What people voted for in 2008

Democrats are wondering how the pendulum could have swung so quickly in two years.  The premise underlying this wonderment is wrong.  They perceived a pendulum swing to the Left, only because they managed to run an election that hid from the voters the fact that they were electing an exceptionally left leaning government.  As Rich Lowry says,

Just as Obama was taking office, public opinion was shifting to the right. In July of 2009, Gallup found that by a two-to-one margin people said they’d become more conservative in recent years. Gallup noted that “the results are conspicuously incongruous with the results of the 2008 elections.”

In that regard, Gallup’s remark about “incongruity” is just as wrong as the Democrat befuddlement now.  You see, Americans never elected the liberal agenda, because it was never sold to them.  What was sold to them was a beautiful black man who allegedly communicated well.  They liked that.  It was the feel good election, where they’d paint magical unicorns dancing across receding waters, all backed by delicately cloud-dappled skies.

The Dems and the media, working together, made damn sure that Americans had no idea what the actual Obama/Dem agenda entailed.  Oh, the goals were good — universal harmony, Gan Eden nature, and the promise that all of our children would be above average — but, as with sausage, the voters never got a look see at the insides of these promises.

A few Cassandras, mostly bloggers, hollered out “Ayers,” “Wright,” “ACORN,” etc., but, in true Cassandra fashion, they were roundly and soundly ignored.

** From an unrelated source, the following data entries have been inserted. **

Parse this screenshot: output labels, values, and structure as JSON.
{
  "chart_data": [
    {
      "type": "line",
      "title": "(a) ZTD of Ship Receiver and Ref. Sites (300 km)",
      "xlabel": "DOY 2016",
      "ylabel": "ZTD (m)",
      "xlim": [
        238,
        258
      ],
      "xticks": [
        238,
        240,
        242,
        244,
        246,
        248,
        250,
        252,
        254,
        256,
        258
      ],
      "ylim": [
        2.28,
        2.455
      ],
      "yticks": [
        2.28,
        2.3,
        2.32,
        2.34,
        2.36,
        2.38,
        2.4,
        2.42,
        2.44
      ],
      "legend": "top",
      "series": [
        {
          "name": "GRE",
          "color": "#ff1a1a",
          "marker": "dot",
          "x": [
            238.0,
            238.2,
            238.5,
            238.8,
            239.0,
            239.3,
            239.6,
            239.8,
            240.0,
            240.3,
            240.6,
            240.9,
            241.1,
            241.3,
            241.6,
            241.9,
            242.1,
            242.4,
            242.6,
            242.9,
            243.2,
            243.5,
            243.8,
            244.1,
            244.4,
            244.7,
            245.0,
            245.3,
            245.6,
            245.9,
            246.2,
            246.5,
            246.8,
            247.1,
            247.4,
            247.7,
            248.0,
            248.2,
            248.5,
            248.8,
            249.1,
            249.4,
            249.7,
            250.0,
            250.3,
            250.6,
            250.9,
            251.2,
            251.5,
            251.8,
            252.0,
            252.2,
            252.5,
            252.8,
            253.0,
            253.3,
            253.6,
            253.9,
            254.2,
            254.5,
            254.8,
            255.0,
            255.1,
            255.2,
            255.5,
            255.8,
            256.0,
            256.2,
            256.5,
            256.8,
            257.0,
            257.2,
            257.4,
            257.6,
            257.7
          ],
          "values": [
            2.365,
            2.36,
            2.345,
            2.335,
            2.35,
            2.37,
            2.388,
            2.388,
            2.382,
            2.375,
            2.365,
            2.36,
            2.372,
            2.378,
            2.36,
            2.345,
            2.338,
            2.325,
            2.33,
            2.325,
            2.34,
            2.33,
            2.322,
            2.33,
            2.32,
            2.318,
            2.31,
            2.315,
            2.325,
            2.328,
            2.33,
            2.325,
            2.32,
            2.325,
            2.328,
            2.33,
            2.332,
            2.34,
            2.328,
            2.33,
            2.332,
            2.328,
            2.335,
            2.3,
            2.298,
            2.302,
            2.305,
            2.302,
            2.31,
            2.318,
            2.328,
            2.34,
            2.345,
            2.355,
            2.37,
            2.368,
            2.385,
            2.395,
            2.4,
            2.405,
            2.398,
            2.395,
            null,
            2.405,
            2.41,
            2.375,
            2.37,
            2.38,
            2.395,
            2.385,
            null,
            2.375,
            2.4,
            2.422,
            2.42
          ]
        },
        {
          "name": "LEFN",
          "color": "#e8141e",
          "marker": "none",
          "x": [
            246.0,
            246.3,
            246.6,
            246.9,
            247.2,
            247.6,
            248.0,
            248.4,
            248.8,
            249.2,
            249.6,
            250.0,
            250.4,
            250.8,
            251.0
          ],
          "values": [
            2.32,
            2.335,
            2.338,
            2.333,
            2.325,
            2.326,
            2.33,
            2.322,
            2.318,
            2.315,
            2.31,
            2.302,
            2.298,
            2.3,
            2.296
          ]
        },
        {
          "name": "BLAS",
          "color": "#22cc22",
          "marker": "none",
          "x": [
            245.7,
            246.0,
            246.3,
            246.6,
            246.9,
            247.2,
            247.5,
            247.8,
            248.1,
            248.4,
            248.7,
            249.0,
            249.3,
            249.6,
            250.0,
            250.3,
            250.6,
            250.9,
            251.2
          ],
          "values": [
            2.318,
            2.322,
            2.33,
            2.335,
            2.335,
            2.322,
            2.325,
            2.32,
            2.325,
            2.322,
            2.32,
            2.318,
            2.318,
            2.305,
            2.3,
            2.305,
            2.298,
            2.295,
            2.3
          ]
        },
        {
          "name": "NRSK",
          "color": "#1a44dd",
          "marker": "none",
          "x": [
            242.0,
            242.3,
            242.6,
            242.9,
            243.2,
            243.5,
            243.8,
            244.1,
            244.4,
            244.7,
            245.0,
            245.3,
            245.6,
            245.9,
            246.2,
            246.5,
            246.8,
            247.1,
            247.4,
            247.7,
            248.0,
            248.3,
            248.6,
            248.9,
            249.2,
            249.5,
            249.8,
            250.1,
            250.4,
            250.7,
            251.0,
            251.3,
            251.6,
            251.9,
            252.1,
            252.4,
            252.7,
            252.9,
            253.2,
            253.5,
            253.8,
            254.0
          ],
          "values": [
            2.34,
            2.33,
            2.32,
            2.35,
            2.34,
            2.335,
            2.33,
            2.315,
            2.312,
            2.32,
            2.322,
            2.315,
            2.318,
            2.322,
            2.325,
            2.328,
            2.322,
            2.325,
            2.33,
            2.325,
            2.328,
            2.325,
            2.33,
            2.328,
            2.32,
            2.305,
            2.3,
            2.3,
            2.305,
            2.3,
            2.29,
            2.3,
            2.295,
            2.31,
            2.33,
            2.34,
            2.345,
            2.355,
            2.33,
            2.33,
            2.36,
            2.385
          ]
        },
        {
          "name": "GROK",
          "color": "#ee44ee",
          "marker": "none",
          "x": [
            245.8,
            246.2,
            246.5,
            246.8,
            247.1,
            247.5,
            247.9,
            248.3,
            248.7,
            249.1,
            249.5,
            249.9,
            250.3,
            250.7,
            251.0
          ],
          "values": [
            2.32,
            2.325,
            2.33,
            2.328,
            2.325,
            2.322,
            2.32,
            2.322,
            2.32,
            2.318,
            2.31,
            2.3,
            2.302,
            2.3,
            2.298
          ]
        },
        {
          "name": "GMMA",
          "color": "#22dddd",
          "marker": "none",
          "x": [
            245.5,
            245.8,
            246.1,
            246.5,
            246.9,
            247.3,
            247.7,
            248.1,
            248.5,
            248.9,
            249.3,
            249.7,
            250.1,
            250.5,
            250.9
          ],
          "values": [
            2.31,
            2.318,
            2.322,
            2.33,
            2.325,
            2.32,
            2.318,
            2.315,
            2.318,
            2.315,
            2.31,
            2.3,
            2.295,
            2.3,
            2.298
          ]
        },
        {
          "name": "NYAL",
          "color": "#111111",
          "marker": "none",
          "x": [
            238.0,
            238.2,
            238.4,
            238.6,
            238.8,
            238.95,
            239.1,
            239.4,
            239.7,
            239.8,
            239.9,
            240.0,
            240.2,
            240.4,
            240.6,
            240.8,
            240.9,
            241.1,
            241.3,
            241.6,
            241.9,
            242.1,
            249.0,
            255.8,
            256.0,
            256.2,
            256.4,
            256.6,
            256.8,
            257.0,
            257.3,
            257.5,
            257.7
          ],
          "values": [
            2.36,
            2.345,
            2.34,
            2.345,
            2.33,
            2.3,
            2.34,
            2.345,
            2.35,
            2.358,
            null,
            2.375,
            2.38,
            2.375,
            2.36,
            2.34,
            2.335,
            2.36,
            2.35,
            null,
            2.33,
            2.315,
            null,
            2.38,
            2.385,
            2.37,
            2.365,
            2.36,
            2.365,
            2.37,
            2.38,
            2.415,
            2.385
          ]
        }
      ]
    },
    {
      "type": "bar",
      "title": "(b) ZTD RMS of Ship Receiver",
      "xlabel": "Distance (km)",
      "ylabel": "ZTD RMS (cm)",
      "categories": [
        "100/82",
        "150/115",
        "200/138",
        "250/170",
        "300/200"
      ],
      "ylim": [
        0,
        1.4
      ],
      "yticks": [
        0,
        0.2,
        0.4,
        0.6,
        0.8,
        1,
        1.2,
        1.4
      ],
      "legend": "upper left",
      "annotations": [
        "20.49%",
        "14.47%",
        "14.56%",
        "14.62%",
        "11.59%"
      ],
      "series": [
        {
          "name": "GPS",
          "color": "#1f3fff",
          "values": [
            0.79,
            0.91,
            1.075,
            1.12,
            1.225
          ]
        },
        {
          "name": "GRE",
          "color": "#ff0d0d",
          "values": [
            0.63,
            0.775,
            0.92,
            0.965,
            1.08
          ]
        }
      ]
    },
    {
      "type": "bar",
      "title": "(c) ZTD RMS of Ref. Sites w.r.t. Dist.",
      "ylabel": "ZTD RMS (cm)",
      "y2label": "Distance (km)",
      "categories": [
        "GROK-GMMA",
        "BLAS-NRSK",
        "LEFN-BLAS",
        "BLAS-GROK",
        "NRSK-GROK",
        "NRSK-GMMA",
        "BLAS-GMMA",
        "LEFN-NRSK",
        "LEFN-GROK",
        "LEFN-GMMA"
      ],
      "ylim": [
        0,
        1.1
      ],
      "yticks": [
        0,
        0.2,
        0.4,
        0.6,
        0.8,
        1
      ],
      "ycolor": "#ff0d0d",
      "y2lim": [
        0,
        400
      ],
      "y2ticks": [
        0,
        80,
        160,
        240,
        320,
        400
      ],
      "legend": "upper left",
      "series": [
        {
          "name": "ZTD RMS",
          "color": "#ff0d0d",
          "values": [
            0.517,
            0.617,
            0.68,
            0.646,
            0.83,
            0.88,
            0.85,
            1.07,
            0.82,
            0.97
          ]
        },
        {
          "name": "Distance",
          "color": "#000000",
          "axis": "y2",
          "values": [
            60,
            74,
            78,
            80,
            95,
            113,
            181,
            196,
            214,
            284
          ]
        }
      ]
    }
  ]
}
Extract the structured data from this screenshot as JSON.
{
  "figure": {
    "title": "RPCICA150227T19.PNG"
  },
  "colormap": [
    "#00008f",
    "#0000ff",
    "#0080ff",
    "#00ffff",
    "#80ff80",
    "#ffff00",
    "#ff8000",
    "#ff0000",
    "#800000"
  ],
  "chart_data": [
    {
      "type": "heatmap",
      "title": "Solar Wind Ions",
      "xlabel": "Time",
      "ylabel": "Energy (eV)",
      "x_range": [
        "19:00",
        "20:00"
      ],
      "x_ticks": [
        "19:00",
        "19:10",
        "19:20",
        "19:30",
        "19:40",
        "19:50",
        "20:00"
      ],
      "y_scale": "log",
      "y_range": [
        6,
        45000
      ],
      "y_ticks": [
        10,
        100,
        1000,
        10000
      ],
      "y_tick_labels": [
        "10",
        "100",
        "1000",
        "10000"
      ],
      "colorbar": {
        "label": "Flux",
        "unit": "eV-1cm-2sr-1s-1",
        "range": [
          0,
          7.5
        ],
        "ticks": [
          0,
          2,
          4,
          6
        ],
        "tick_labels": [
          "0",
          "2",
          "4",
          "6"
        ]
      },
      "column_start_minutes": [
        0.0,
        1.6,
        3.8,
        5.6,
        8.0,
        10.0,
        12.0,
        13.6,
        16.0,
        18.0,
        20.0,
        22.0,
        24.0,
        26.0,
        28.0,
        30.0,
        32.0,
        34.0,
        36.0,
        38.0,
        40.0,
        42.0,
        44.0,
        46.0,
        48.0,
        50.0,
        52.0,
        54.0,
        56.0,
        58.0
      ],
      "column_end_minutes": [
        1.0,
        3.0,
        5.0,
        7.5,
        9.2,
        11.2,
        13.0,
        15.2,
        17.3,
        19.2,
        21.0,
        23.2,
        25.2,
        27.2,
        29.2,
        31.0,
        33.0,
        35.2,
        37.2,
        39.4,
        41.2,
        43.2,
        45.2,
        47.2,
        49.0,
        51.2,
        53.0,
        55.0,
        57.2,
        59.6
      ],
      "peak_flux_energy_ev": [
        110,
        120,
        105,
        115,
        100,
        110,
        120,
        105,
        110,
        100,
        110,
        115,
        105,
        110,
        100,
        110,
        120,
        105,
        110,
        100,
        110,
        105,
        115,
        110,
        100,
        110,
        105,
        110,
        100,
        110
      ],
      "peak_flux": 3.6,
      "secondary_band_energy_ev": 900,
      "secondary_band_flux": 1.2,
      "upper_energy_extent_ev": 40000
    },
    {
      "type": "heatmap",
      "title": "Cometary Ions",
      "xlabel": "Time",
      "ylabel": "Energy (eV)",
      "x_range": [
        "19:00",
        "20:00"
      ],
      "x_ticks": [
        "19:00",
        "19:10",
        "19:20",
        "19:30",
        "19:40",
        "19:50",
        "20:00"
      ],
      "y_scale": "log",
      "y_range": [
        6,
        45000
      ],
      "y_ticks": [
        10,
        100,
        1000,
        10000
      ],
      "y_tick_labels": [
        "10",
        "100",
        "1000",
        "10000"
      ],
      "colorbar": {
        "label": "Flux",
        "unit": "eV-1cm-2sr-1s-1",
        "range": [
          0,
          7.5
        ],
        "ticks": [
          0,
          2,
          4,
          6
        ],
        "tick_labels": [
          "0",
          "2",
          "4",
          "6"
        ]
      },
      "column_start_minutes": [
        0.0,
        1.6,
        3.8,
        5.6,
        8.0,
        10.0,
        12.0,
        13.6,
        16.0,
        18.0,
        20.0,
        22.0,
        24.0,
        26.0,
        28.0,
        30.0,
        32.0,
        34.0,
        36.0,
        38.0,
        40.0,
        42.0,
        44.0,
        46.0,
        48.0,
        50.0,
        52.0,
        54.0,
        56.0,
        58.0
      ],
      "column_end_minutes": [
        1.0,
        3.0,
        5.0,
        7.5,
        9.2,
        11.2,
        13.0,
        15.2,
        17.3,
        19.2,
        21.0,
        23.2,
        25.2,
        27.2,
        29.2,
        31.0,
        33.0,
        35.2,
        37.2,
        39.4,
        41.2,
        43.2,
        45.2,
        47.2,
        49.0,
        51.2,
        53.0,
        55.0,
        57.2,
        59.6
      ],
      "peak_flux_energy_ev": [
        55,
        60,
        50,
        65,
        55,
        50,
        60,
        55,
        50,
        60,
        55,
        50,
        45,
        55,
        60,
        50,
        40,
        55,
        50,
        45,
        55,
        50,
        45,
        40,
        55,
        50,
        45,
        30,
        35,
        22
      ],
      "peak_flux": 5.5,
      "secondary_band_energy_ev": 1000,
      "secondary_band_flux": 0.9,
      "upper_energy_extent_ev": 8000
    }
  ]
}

This time around, Americans have elected an agenda.  I know it’s popular to say that the election was a repudiation of Democrats, but that’s too vague.  It wasn’t a vote that said, “we have no idea what we don’t like, but we don’t like it.”  (That would be the mirror image of the 2008 election, which had voters saying, “we have no idea what you’re selling, but we’re buying”).  In this case, Republicans ran on an explicit anti-Obama platform.  No dancing unicorns here.  It was strictly along the lines of “We will repeal healthcare; we will strengthen our national security; we will bring federal spending under control; we will lower taxes.”

The Republicans said what they would do, and the electorate will expect them to do it.  While people had no idea what they were voting for in 2008, they have a very good idea what they voted against in 2010.  All of which is to say that the coming two years are not a time for compromise on the fundamental promises Republican candidates made to the American people.  Bringing federal spending half under control is just as bad as not bringing it under control.  Weakening the military only half as much as Bawny Fwank originally planned still means a military too weak to defend a nation under siege.

One thing I hope will make the Republicans’ task easier is that I think that, finally, Republicans will no longer be cowed by PC epithets.  In the years leading up to this election, you could stop Republicans in their tracks by accusing them of engaging in legislation that would offend the victim group.  With the true victims of Obama’s policies being all Americans, those disabling insults should be defanged forever.